Konecny then investigated the mechanisms that cause this change. Public health education relies heavily on the health belief model. This concept suggests that before people take action, they must actively believe that the threat is real and that the intervention will be highly effective. The survey included a question asking participants whether they fundamentally believed face masks were extremely or somewhat effective at protecting themselves from the virus.
Despite Republicans wearing masks more often, survey responses regarding the medical effectiveness of masks remained flat. Interviews failed to convince them that face coverings are scientifically protective. Behavioral changes were completely decoupled from their personal medical beliefs.
Although such a disconnect may seem unusual, sociologists have documented similar patterns in everyday life. College students often drink heavily in public to fit in with their peers, even if they are against binge drinking in private. Parents may refuse childhood vaccinations out of suspicion, but under intense pressure at work, they will accept the vaccination for themselves. Social expectations often push people into behaviors that they do not intellectually support.
To determine why the Lone Ranger’s comments worked, Konecny looked at community transmission rates across the country. In late June 2020, the United States experienced a sudden spike in virus cases. The study matched survey respondents’ location and local health data.
They found that the messaging pivot was most successful among Republicans living in the hardest-hit states. This suggests that the severity of the crisis acted as a catalyst. When people overcome imminent danger, they may turn to their preferred leaders for clues to survival. They may follow those cues out of a sense of group solidarity or simple fear, bypassing the need to logically test the underlying science.
This analysis has limitations that should be noted. This study used self-reported data. Rather than accurately reporting their habits, survey participants may have simply changed their answers to project loyalty to their own camp. Focusing on a single political figure during a rare global disaster also limits how broadly these lessons can be applied.

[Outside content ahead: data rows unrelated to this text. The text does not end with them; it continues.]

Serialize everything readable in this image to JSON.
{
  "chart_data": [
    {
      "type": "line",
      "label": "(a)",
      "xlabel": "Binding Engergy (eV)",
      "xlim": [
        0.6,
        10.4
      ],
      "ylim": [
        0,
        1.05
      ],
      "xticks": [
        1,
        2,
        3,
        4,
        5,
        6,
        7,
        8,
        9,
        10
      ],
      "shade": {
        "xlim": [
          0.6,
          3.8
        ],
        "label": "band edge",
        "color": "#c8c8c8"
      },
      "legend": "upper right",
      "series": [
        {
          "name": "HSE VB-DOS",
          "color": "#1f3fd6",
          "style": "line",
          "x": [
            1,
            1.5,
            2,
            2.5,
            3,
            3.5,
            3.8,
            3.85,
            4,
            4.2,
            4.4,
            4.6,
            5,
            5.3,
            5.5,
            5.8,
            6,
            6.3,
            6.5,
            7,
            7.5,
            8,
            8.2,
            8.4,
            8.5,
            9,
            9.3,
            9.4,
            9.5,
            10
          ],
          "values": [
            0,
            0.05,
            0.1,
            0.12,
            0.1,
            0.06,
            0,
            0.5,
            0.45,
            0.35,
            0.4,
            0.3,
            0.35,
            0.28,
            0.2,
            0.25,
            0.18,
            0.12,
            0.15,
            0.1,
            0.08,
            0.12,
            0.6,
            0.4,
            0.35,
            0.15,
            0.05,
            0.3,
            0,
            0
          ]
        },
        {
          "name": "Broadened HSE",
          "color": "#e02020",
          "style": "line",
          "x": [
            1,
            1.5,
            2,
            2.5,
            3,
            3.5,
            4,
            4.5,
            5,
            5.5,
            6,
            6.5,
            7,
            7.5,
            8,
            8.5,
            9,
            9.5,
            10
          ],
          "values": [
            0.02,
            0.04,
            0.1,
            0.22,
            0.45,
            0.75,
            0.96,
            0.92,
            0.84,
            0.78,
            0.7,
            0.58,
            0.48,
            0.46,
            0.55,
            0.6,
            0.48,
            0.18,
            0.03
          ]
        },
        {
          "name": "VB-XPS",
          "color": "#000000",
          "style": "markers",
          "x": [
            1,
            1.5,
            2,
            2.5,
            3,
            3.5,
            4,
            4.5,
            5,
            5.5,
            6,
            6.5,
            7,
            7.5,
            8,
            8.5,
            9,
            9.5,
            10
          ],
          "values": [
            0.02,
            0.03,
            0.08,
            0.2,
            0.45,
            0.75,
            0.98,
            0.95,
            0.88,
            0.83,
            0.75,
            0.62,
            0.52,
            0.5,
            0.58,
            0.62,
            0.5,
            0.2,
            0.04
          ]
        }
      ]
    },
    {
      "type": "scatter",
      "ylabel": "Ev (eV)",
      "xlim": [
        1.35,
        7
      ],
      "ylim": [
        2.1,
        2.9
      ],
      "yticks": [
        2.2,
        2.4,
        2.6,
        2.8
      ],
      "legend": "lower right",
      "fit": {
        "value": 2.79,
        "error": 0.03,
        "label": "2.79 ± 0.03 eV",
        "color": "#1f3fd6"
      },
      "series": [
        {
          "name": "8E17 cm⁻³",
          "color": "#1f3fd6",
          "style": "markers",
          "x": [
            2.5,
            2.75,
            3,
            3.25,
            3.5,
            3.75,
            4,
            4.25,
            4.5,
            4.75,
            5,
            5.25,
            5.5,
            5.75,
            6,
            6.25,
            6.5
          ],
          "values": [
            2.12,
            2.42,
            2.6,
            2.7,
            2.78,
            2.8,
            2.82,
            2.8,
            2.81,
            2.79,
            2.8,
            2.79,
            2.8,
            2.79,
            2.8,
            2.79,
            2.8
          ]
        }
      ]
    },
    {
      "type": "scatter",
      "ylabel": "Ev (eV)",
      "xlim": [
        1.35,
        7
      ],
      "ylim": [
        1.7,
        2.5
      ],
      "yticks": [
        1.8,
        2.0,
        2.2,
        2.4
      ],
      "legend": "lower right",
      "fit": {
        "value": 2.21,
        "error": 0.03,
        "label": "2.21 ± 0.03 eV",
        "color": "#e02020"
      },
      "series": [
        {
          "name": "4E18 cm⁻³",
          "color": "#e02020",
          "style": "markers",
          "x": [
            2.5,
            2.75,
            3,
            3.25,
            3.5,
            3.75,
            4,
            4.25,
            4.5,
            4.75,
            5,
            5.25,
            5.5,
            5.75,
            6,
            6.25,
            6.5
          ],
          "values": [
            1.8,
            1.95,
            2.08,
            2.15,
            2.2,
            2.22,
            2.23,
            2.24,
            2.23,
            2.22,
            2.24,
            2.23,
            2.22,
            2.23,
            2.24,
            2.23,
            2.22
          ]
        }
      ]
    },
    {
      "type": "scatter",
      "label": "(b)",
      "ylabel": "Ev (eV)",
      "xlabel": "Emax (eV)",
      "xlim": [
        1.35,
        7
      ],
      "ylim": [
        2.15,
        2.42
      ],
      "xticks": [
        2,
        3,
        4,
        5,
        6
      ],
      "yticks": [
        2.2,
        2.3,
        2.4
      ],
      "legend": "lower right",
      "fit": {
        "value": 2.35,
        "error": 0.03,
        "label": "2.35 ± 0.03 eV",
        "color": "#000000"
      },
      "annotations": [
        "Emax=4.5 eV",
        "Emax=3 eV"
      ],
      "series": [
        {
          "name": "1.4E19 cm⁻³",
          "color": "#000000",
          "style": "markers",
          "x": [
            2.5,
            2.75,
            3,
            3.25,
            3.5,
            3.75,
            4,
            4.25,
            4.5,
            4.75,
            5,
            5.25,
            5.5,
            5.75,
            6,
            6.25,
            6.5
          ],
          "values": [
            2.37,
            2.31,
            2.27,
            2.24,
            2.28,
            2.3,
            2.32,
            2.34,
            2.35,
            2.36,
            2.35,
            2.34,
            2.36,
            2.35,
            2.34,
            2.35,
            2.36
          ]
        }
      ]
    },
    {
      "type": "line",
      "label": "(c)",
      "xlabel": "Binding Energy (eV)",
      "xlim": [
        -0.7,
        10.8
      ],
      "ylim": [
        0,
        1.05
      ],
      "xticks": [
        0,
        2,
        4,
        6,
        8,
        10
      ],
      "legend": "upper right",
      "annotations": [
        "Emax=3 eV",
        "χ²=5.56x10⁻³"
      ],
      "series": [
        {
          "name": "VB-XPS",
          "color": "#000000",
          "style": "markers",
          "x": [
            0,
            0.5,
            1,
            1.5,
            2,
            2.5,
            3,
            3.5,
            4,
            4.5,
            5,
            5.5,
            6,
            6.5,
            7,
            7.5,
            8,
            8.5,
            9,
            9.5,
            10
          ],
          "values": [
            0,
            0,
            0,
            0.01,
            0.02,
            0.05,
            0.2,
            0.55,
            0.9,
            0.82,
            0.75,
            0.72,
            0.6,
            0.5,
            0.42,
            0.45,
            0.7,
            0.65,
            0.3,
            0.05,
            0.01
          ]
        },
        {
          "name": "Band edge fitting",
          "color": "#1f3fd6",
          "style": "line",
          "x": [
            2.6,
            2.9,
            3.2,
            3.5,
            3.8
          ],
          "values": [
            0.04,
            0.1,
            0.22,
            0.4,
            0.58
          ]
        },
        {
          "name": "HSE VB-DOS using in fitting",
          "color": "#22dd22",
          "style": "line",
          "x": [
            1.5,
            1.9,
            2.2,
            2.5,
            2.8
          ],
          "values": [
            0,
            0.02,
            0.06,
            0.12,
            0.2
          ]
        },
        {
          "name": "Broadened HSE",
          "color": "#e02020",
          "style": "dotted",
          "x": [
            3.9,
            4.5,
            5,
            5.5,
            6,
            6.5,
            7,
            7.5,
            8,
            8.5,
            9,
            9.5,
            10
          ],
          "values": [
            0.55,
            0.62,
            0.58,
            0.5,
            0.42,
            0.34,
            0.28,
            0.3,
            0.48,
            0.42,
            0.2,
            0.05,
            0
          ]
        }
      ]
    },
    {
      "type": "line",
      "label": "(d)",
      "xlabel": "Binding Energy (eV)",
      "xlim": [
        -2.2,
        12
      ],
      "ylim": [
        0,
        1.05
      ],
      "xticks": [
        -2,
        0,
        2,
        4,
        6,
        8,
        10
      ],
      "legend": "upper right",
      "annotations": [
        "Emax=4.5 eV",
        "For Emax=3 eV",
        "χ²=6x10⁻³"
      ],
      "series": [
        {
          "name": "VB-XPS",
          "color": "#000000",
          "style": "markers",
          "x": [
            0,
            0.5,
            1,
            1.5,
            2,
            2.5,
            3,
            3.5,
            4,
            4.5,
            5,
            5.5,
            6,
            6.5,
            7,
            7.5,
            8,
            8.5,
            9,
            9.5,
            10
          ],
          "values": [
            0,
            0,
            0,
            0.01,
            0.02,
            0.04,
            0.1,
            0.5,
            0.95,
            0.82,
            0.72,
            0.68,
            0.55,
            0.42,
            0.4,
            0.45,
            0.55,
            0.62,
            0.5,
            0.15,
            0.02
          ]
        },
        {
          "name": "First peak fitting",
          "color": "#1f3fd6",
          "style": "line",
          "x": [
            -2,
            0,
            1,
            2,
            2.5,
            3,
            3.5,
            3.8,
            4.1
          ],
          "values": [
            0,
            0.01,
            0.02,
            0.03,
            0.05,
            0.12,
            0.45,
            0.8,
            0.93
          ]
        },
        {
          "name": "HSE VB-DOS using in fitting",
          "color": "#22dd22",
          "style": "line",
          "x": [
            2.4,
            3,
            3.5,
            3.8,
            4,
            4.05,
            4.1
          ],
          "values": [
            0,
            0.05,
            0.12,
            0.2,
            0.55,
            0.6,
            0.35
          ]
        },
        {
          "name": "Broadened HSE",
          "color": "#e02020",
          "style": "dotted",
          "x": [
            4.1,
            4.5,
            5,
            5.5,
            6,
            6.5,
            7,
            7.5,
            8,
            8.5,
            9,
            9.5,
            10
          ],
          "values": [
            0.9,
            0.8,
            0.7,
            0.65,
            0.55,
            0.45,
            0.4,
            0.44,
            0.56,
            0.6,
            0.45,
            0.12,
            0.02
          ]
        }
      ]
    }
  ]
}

Because face masks were highly visible and novel, they had the potential to separate them from more private medical options such as taking pills. Trump also has a decidedly unique relationship with his base. The consequences of this particular historical moment may not translate directly into standard politicians asking voters to eat less sugar or exercise more often. Future research might investigate how strong social networks shape these responses, or how long such non-fixed behaviors can realistically be maintained.
If public health officials want to improve compliance among groups that resist institutional guidance, logical arguments alone can fail. Adopting the unconventional, performative communication style of populist leaders may be a more reliable means of provoking public action. When a trusted person accepts a new practice in times of severe stress, it provides a path for followers to follow without abandoning their previous beliefs.
The study, “When political axes change behavior but beliefs: Evidence of Trump’s reversal on face masks during the coronavirus crisis,” was authored by Bartholomew A. Koneczny.